Generation X: Tales for an Accelerated Culture

Words or phrases in italics below are from Douglas Coupland’s neologisms in his critically acclaimed novel, Generation X: Tales for an Accelerated Culture.

Douglas Coupland’s Generation X is a must-read for every mid-twenties to mid-thirties who are sick of his own veal-fattening pen, for every inconsolably lonely yuppie going through existential isolation, for those who are chronically depressed due to the lack of meaningful social interaction, for those with undirected angst against lifestyles fuelled by the incessant desire to collect items blinded by the flagrant consumerist society, for the young drifters who give out the puppy look at random strangers in the streets and convenience stores in the hopes of being rescued, for every ex-yuppie who will give up or had actually given up his high paying job in a high-rise building for a McJob, for the adults in a tangled web of emotional crises in an accelerated oftentimes troubled culture who would look at their childhood family picture only to have those but-we-were-once-so-innocent-then moments.

Flashback to a couple of months ago, dejected over grad school uncertainty, I picked up this book which belonged to my roommate then and scanned the pages. I started reading the story about alcoholics in some group psychotherapy confessing the most messed up thing they ever did in their life while in the influence of booze. I downed the whole chapter feeding the lousy state I was in and not long after rejoiced at the realization that I wasn’t as thoroughly botched up as the characters in the story. Then I found myself laughing alone in my room immensely enjoying the chapters of the book very much entertained at how Andy and Dag sounded gay when they speak and suggesting that the talented author of the wonderful novel may be lovably, fabulously gay.

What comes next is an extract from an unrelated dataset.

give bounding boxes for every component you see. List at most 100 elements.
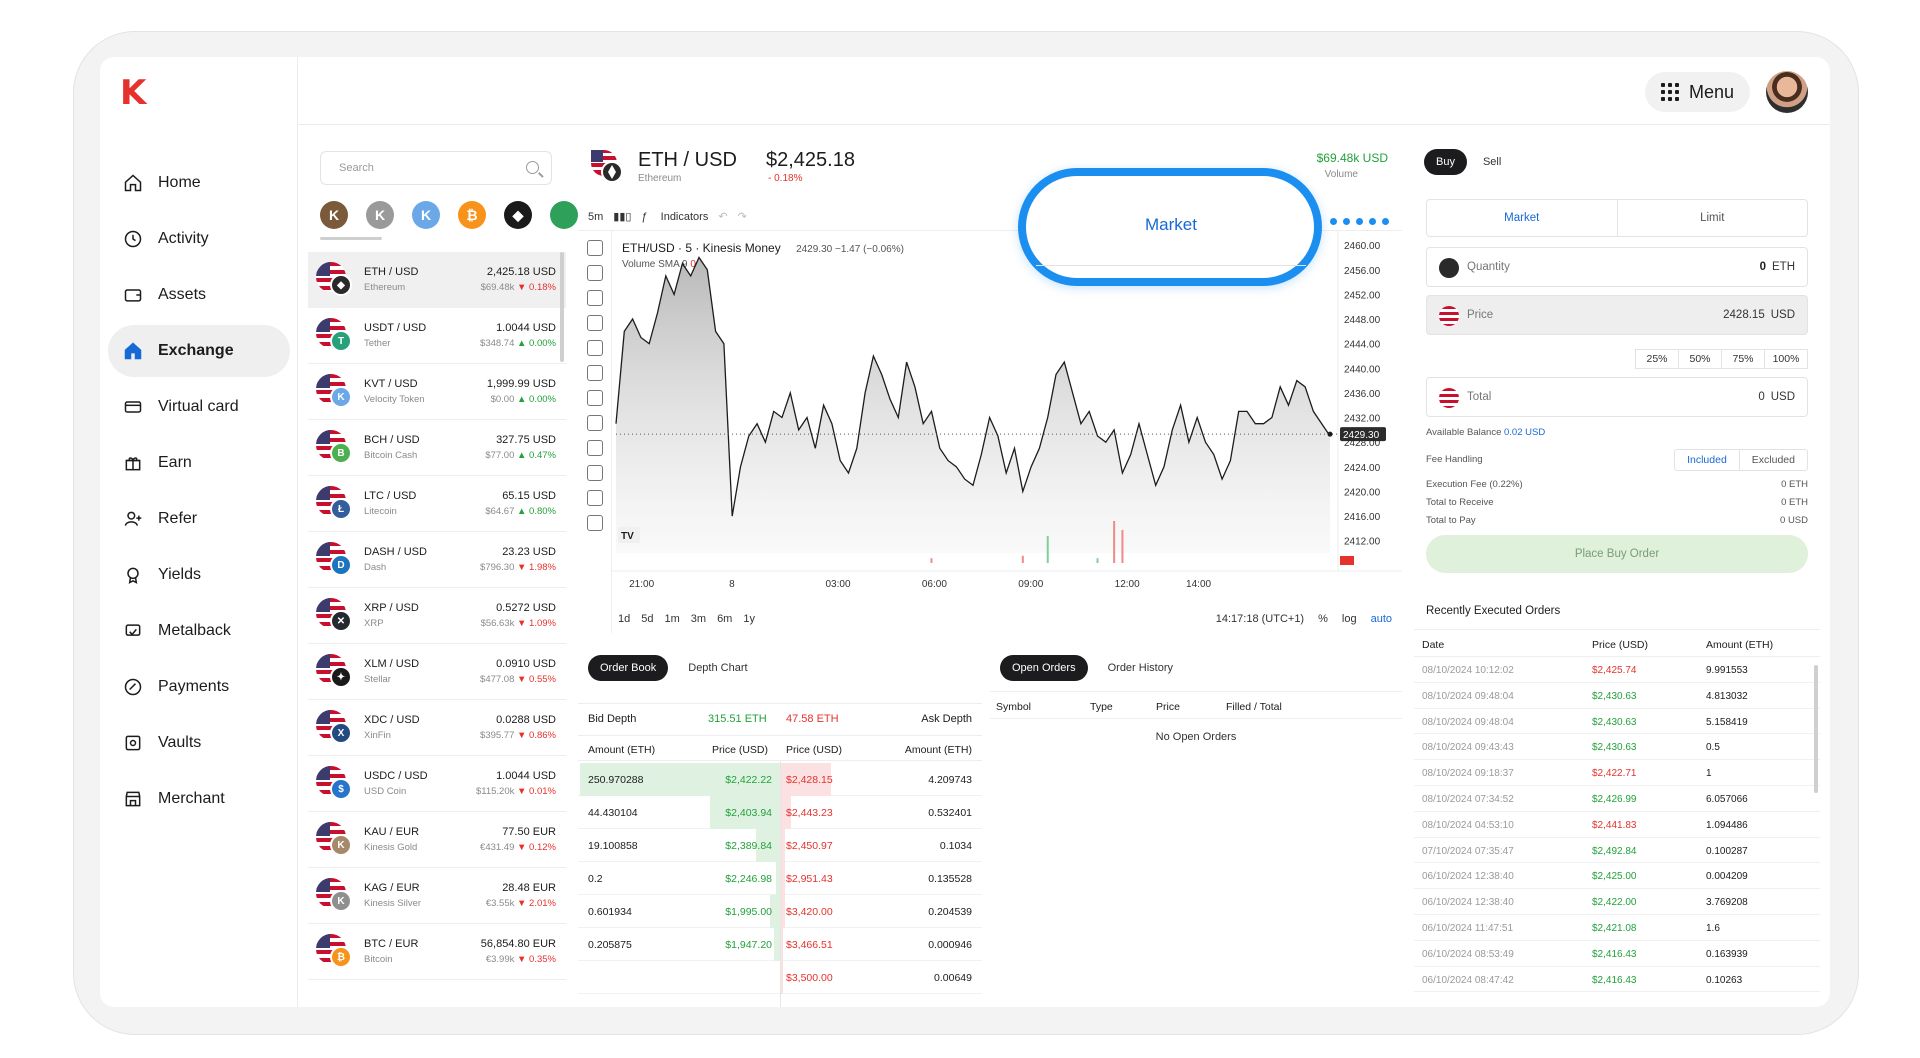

I was taken by the novel and could identify with the characters. Just to imagine alternate universes, I toyed with the idea of quitting my corporate job to get a McJob instead. I was resigned that while the characters in the story can just as easily afford to have their own apartment and car even with McJobs, it is impossible to attain the same level of material comfort in my generation with only a McJob.

I loved the chapter about the space man and the three sisters, the tragedy (or success) of the lone (and lost) heiress, Christmas at Andy’s home and of course the chapter about remembering earth clearly which inspired me to share my single best memory of earth that I’ll take away with me. While I don’t necessarily agree to all points expressed in the novel (whenever I found myself being overly analytical instead of just enjoying the ride), I liked the neologisms and originality and the subtle (or glaring) truth behind the statements.

Surprisingly, however satirical and sometimes depressing the stories were, the novel as a whole didn’t demoralize me any further. The absurdity of life in general in whatever age or stage you are somehow comforted me. It provided me with just the right distraction, if not blessed me with just the right kind of dysfunctional characters for company–as if in a group psychotherapy confession–effectively freeing me from the need for certainty and assurance in my mid-twenties which is just great and unexpected.

I recommend the novel to my friends who experienced the same kind of anxiety as the characters of the novel did and who are just as intelligent and emo as they come.